The SPIEL'23 in Essen is just around the corner: From October 5th to 8th, fans of board games from all over the world can try out the new products of the current year in the exhibition halls. What is not immediately clear to many visitors: This year's gaming fair in Essen is the first of its kind. There have been many changes in the past few months - and the process is now clearly noticeable at SPIEL'23.
The gaming fair in Essen is celebrating its 40th birthday this year - behind four decades of “PLAY” is a constant process. The change continues more clearly at the new edition of the event than it has for many years. A business model developed from a cozy gaming meeting, slowly at first, then more and more quickly. And with SPIEL'23, the organizers seem to have finally arrived at the place where fans basically prefer not to see the trade fair: business.

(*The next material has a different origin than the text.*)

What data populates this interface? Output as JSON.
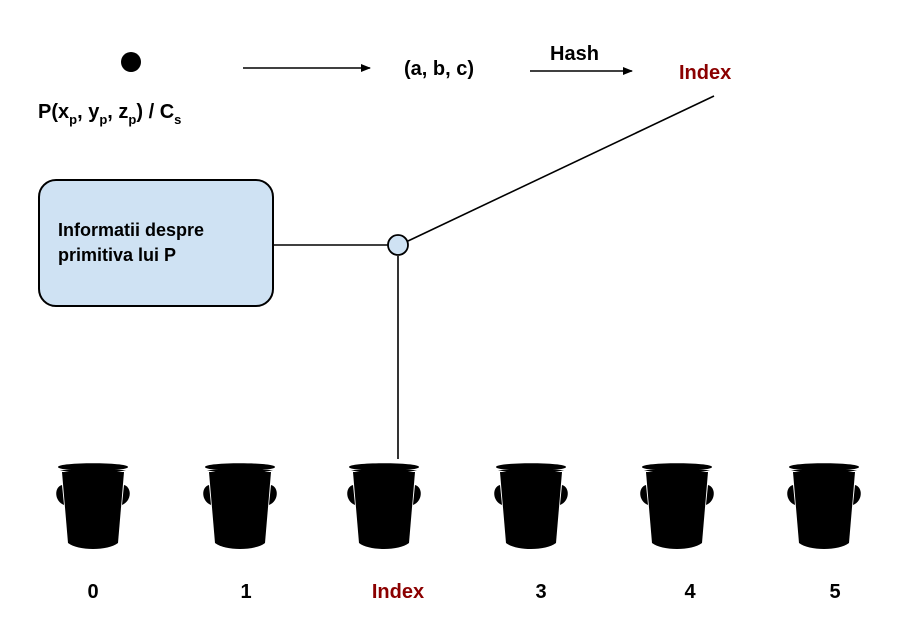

GAME in Essen: It doesn't work without success
Anyone who remembers a decade or two back knows the Essen game fair as a comparatively family event: mom, dad and child strolled relaxed through filled but not overcrowded halls. Even grandma and grandpa were allowed to come along – or were able to. Today the picture is different: you don't even have to appeal to your grandparents when you visit the fair - it's too crowded, too much, too wild. And even mom and dad think twice about whether they want to visit with a small child in hand - too crowded, too busy, too wild, too expensive. Adults pay 23 euros at the box office on a regular basis, while a season ticket for all days costs 59 euros. If you want to spend a day at the trade fair as a family, you have to put 56 euros on the counter - but parents are then allowed to take up to three children or students with them. The cost factor is added to the family visit. The SPIEL in Essen has clearly developed from a board game event into a mega event. With all the advantages and disadvantages that such a process inevitably entails.
And yet: despite the noticeable stress of the trade fair, an event like this happens GAME in Essen not without economic success, especially in times like these. The increased ticket prices on the one hand are offset by cost explosions on the organizer side: rents, staff, logistics, energy, disposal - everything costs more. It is then above all the success that makes a trade fair like this GAME in Essen such crises can be survived at all. As a visitor, you go along with it – or you go without. Most people go along. At least that's what the expected visitor numbers suggest: the organizing Friedhelm Merz Verlag is expecting 180.000 fans over the four days in Essen. Not a new record number, given the current situation and after the Corona situation has been overcome, the targeted number is still impressive. For comparison: According to Koelnmesse, “only” 2023 visitors came to Gamescom 320.000.
Success creates professionalization and, ideally, an improved visitor experience. Because: Anyone who has learned to appreciate the SPIEL in Essen will come back next year or leave a few banknotes at the dealers' stands in a good mood. Or both. A clearer focus on business may not sound particularly sexy, and it doesn't sound light-hearted or light-hearted anyway, but it ensures that gaming fans can be offered something that goes beyond the offerings of a gaming meeting or fan convention. Some of this initially remains unseen: professional structures ultimately ensure increased visibility in the media. Games, authors, publishers, fans – all of them are the focus of attention when press departments understand their craft and practice it correctly.
Hall plan
Professionalization and business focus also means convenience: the premiere version of the app last year is now followed by a completely revamped software, with more functions, more useful things, more fanfare. The trade fair logo is new, the website has been refreshed, the team has been expanded, and the enthusiasm is palpable. The press conference will take place in a new location, as will the new product show. The birthday program is in place, there is a colorful program around the game presentations, including a new edition of “Educator's Day”, the day on which board games are seen as a specialist topic. A bit of a sense of optimism is spreading. But please not too much: How much the new SPIEL is at the same time the old one is shown by the constant concern about the change of location - this time too, fans discussed the question of whether and for how long the gaming fair would remain in Essen. Food and board games – they belong together.
Ultimately, SPIEL'23 differs significantly from previous events. It is the first year without Dominique Metzler in the front row, which is also part of the change at the trade fair. She was granted it.
And the charm of the “old” SPIEL? It is also available with innovations. Neither the new sorting of the halls by theme nor the dashing mascot stand in the way of the feeling that long-time fans in particular feel in the stomach when the doors open on the first day of the trade fair. Then there is running, jumping and shouting, and space at the gaming tables is sometimes fiercely contested in the early minutes of the fair. With that in mind: see you at the tables!